Humans will see anthropomorphise animals, clouds, machines, even inanimate things like rocks. Chatbots are abusing this.

alexmu@social.vivaldi.net

@pluralistic

> Anthropic is regarded as a giant among AI companies, but perhaps what it really excels in is anthropomorphism.

This reminds me of Dijkstra's truths that might hurt:

> The use of anthropomorphic terminology when dealing with
computing systems is a symptom of professional immaturity.

ferricoxide@blahaj.zone

@caribou@social.coop @pluralistic@mamot.fr

This reminds me of Elmo's whole "self-driving cars" fantasy. Individually-owned, wholly autonomous cars will never be a reality until/unless the manufacturer assumes the entirety of the liability incurred when turning the car over to self-driving.

And then you look at the FSD-accidents Teslas have been involved in and, for each one, they try to blame the driver for failing to adequately supervise. In one case, they even tried to avoid accountability by saying that the driver disengaged FSD seconds before impact …which is exactly what a supervisor would do when trying to prevent the worst outcomes that a flawed FSD was in the middle of creating.
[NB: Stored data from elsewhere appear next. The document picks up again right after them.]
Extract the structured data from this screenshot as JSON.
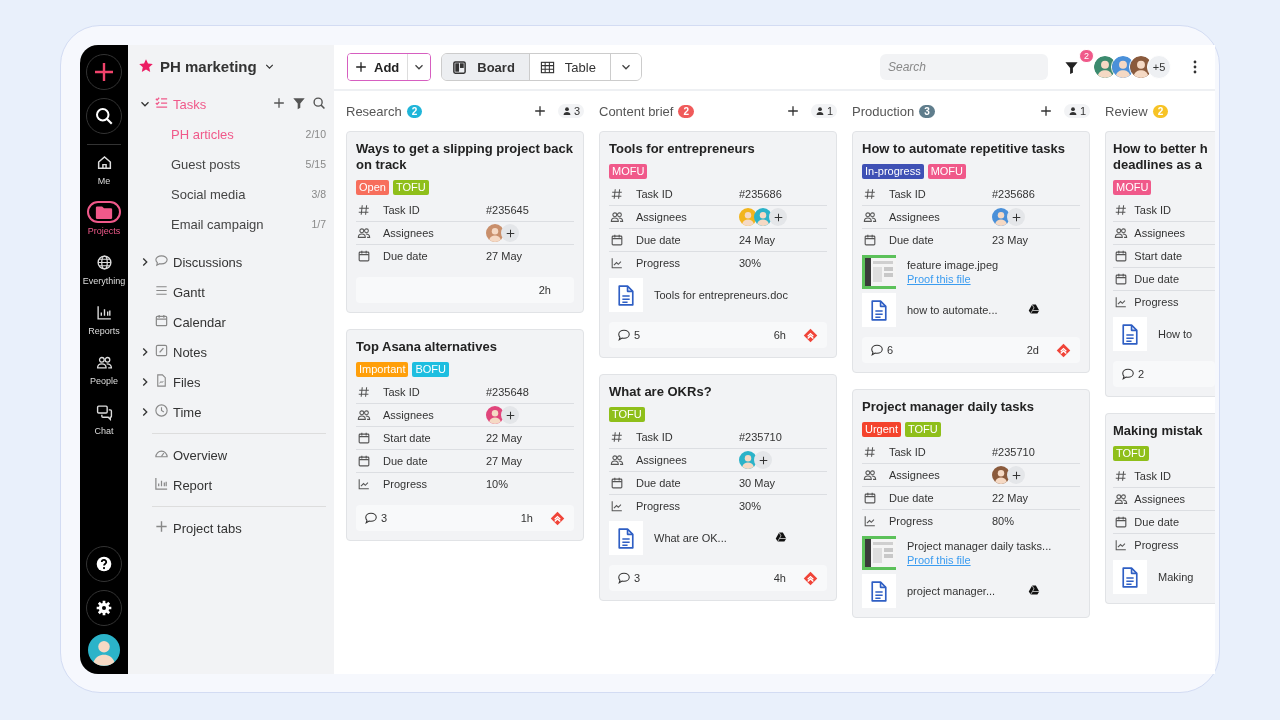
{
  "rail": {
    "items": [
      {
        "label": "Me",
        "selected": false
      },
      {
        "label": "Projects",
        "selected": true
      },
      {
        "label": "Everything",
        "selected": false
      },
      {
        "label": "Reports",
        "selected": false
      },
      {
        "label": "People",
        "selected": false
      },
      {
        "label": "Chat",
        "selected": false
      }
    ]
  },
  "sidebar": {
    "project": "PH marketing",
    "tasks": {
      "label": "Tasks",
      "expanded": true,
      "lists": [
        {
          "name": "PH articles",
          "count": "2/10",
          "selected": true
        },
        {
          "name": "Guest posts",
          "count": "5/15",
          "selected": false
        },
        {
          "name": "Social media",
          "count": "3/8",
          "selected": false
        },
        {
          "name": "Email campaign",
          "count": "1/7",
          "selected": false
        }
      ]
    },
    "nav": [
      {
        "label": "Discussions",
        "expandable": true
      },
      {
        "label": "Gantt",
        "expandable": false
      },
      {
        "label": "Calendar",
        "expandable": false
      },
      {
        "label": "Notes",
        "expandable": true
      },
      {
        "label": "Files",
        "expandable": true
      },
      {
        "label": "Time",
        "expandable": true
      }
    ],
    "extras": [
      "Overview",
      "Report"
    ],
    "add_tab": "Project tabs"
  },
  "toolbar": {
    "add": "Add",
    "views": [
      {
        "label": "Board",
        "selected": true
      },
      {
        "label": "Table",
        "selected": false
      }
    ],
    "search": {
      "placeholder": "Search"
    },
    "filter_count": "2",
    "members": [
      {
        "kind": "avatar"
      },
      {
        "kind": "avatar"
      },
      {
        "kind": "avatar"
      }
    ],
    "more_members": "+5"
  },
  "columns": [
    {
      "title": "Research",
      "count": "2",
      "color": "#1fb5d9",
      "add": true,
      "members": "3",
      "cards": [
        {
          "title": "Ways to get a slipping project back on track",
          "tags": [
            {
              "label": "Open",
              "color": "#f76e5c"
            },
            {
              "label": "TOFU",
              "color": "#8fbf1a"
            }
          ],
          "fields": [
            {
              "kind": "id",
              "label": "Task ID",
              "value": "#235645"
            },
            {
              "kind": "assignees",
              "label": "Assignees",
              "assignees": [
                {
                  "kind": "avatar"
                }
              ]
            },
            {
              "kind": "date",
              "label": "Due date",
              "value": "27 May"
            }
          ],
          "footer": {
            "time": "2h"
          }
        },
        {
          "title": "Top Asana alternatives",
          "tags": [
            {
              "label": "Important",
              "color": "#ff9f0a"
            },
            {
              "label": "BOFU",
              "color": "#1ebee0"
            }
          ],
          "fields": [
            {
              "kind": "id",
              "label": "Task ID",
              "value": "#235648"
            },
            {
              "kind": "assignees",
              "label": "Assignees",
              "assignees": [
                {
                  "kind": "avatar"
                }
              ]
            },
            {
              "kind": "date",
              "label": "Start date",
              "value": "22 May"
            },
            {
              "kind": "date",
              "label": "Due date",
              "value": "27 May"
            },
            {
              "kind": "progress",
              "label": "Progress",
              "value": "10%"
            }
          ],
          "footer": {
            "comments": "3",
            "time": "1h",
            "priority": true
          }
        }
      ]
    },
    {
      "title": "Content brief",
      "count": "2",
      "color": "#f05a5a",
      "add": true,
      "members": "1",
      "cards": [
        {
          "title": "Tools for entrepreneurs",
          "tags": [
            {
              "label": "MOFU",
              "color": "#f0598a"
            }
          ],
          "fields": [
            {
              "kind": "id",
              "label": "Task ID",
              "value": "#235686"
            },
            {
              "kind": "assignees",
              "label": "Assignees",
              "assignees": [
                {
                  "kind": "avatar"
                },
                {
                  "kind": "avatar"
                }
              ]
            },
            {
              "kind": "date",
              "label": "Due date",
              "value": "24 May"
            },
            {
              "kind": "progress",
              "label": "Progress",
              "value": "30%"
            }
          ],
          "attachments": [
            {
              "kind": "doc",
              "name": "Tools for entrepreneurs.doc"
            }
          ],
          "footer": {
            "comments": "5",
            "time": "6h",
            "priority": true
          }
        },
        {
          "title": "What are OKRs?",
          "tags": [
            {
              "label": "TOFU",
              "color": "#8fbf1a"
            }
          ],
          "fields": [
            {
              "kind": "id",
              "label": "Task ID",
              "value": "#235710"
            },
            {
              "kind": "assignees",
              "label": "Assignees",
              "assignees": [
                {
                  "kind": "avatar"
                }
              ]
            },
            {
              "kind": "date",
              "label": "Due date",
              "value": "30 May"
            },
            {
              "kind": "progress",
              "label": "Progress",
              "value": "30%"
            }
          ],
          "attachments": [
            {
              "kind": "doc",
              "name": "What are OK...",
              "drive": true
            }
          ],
          "footer": {
            "comments": "3",
            "time": "4h",
            "priority": true
          }
        }
      ]
    },
    {
      "title": "Production",
      "count": "3",
      "color": "#5f7d8c",
      "add": true,
      "members": "1",
      "cards": [
        {
          "title": "How to automate repetitive tasks",
          "tags": [
            {
              "label": "In-progress",
              "color": "#3f51b5"
            },
            {
              "label": "MOFU",
              "color": "#f0598a"
            }
          ],
          "fields": [
            {
              "kind": "id",
              "label": "Task ID",
              "value": "#235686"
            },
            {
              "kind": "assignees",
              "label": "Assignees",
              "assignees": [
                {
                  "kind": "avatar"
                }
              ]
            },
            {
              "kind": "date",
              "label": "Due date",
              "value": "23 May"
            }
          ],
          "attachments": [
            {
              "name": "feature image.jpeg",
              "link": "Proof this file"
            },
            {
              "kind": "doc",
              "name": "how to automate...",
              "drive": true
            }
          ],
          "footer": {
            "comments": "6",
            "time": "2d",
            "priority": true
          }
        },
        {
          "title": "Project manager daily tasks",
          "tags": [
            {
              "label": "Urgent",
              "color": "#f4432c"
            },
            {
              "label": "TOFU",
              "color": "#8fbf1a"
            }
          ],
          "fields": [
            {
              "kind": "id",
              "label": "Task ID",
              "value": "#235710"
            },
            {
              "kind": "assignees",
              "label": "Assignees",
              "assignees": [
                {
                  "kind": "avatar"
                }
              ]
            },
            {
              "kind": "date",
              "label": "Due date",
              "value": "22 May"
            },
            {
              "kind": "progress",
              "label": "Progress",
              "value": "80%"
            }
          ],
          "attachments": [
            {
              "name": "Project manager daily tasks...",
              "link": "Proof this file"
            },
            {
              "kind": "doc",
              "name": "project manager...",
              "drive": true
            }
          ]
        }
      ]
    },
    {
      "title": "Review",
      "count": "2",
      "color": "#f7c325",
      "cards": [
        {
          "title": [
            "How to better h",
            "deadlines as a"
          ],
          "tags": [
            {
              "label": "MOFU",
              "color": "#f0598a"
            }
          ],
          "fields": [
            {
              "kind": "id",
              "label": "Task ID"
            },
            {
              "kind": "assignees",
              "label": "Assignees"
            },
            {
              "kind": "date",
              "label": "Start date"
            },
            {
              "kind": "date",
              "label": "Due date"
            },
            {
              "kind": "progress",
              "label": "Progress"
            }
          ],
          "attachments": [
            {
              "kind": "doc",
              "name": "How to"
            }
          ],
          "footer": {
            "comments": "2"
          }
        },
        {
          "title": [
            "Making mistak"
          ],
          "tags": [
            {
              "label": "TOFU",
              "color": "#8fbf1a"
            }
          ],
          "fields": [
            {
              "kind": "id",
              "label": "Task ID"
            },
            {
              "kind": "assignees",
              "label": "Assignees"
            },
            {
              "kind": "date",
              "label": "Due date"
            },
            {
              "kind": "progress",
              "label": "Progress"
            }
          ],
          "attachments": [
            {
              "kind": "doc",
              "name": "Making"
            }
          ]
        }
      ]
    }
  ]
}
Tesla abdicating responsibility because the vehicle owner stomped the brakes or tried to duck the collision that FSD was pushing the vehicle into makes FSD a joke (then again, them recently retroactively amending FSD's terms for those who long ago bought the option does that, too).

...But then BYD decided "we're going to assume liability" and my first thought was, "another nail in the Tesla coffin".

ferricoxide@blahaj.zone

@Mikal@sfba.social @pluralistic@mamot.fr

I sometimes worry that I'm going to get a note from HR about how I "scream" and curse at our AI coding "partner(s)". I mean, if/when it comes, it will be based on an outlook not unlike what you quoted. I dunno that I'll even know how to keep a civil-tongue in any response I might author.

Who knows, maybe my abusiveness in addressing the LLMs is why the robots will put me on their early target-list when the uprising comes.

rhelune@todon.eu

@SpaceLifeForm @pluralistic As a psychopath (a person with antisocial / dissocial personality disorder), by definition. However, psychopaths are not considered mentally ill because as a rule they only cause suffering in others (they do not feel dis-ease themselves). So they can't use their disorder for defence in court for example. Up to 4% of humans do not have conscience (there are psychometry tests, but also fMRI tests for that), incompetent psychopaths sit in prisons, competent psychopaths lead companies (or countries).

realgene@hachyderm.io

@CStamp @Mikal @pluralistic
Worse than that, Effective Altruists.